We left the Black Hills, which is a heck of a nice place with some amazing rocks and lots of wildlife. The ponderosa pine trees in the black hills are generally smaller and have more limbs than the same species in Idaho and Oregon. In the southern areas it was mostly what the loggers would call bull pine or apppletrees with lots of low, large limbs. In some of the area it is oak mixed with ponderosa pine which makes for some terriffic wild turkey and whitetail deer habitat.
We traveled north via Deadwood, which is interesting but heavily touristed with lots of casinos, and Sturgis, which is an attractive, quiet and clean town on a Sunday morning in September, but which has lots of large drinking establishments to accomodate the famous motorcycle rally. The old Dodge turned 100,000 miles on the odometer rolling down mainstreet in Sturgis - finally got it broken in so it can run right.
Stopped by Belle Fourche to see if I could do more family research, but the museum was closed so I turned the dogs loose and admired the "Center of the USA" monument located near the museum.

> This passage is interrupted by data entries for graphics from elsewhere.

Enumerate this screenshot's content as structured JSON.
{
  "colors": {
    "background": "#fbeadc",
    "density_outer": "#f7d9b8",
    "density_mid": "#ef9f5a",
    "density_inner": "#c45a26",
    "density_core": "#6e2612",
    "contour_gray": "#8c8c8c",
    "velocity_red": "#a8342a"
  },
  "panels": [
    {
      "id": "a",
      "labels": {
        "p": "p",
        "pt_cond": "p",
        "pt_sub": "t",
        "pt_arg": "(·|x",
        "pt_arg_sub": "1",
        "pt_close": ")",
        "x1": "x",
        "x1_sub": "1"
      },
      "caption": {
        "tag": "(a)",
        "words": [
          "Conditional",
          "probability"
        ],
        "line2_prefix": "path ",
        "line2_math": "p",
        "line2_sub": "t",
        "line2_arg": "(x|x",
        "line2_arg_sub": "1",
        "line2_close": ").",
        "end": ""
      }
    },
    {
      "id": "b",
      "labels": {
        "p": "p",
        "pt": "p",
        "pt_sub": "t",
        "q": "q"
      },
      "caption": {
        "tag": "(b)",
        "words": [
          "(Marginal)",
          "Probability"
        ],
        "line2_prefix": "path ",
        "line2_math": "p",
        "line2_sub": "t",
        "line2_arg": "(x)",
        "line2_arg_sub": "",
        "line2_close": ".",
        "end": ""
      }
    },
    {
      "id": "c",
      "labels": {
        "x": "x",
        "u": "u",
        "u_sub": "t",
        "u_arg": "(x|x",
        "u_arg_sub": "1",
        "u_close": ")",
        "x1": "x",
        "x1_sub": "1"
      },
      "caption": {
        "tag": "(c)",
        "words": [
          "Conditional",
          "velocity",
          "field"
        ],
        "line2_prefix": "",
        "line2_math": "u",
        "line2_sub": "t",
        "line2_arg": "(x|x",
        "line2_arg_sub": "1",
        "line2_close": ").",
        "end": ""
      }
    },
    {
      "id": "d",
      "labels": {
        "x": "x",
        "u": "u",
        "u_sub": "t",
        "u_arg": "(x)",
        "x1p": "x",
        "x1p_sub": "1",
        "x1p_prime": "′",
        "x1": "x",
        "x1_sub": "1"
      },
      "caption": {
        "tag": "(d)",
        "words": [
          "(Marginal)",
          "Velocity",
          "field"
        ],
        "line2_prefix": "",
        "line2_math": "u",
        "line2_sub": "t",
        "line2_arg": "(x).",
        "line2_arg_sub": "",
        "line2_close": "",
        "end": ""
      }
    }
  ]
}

Western South Dakota and SW North Dakota is mostly flat, open prairie, rolling hills and grasslands. I thought there were a lot of antelope in Wyoming, but there may be more in the area we just passed through.
Also, there are oil wells and coal fields all along this route. The town of Hazen,where we are staying,and the neghboring town of Beula have several synthetic fuel plants, coal gasification plants and coal-fired electric plants and we passed a huge shovel working in a coal strip operation this afternoon. Also passed a state wildlife management area which was several thousand acres of reforested coal mine spoils that had more trees than we had seen in two days.
I'm having trouble sending e-mails on my usual system - must have something to do with the unsecured nature of the RV park WiFi systems. I'll try to figure it out when we get near a larger city.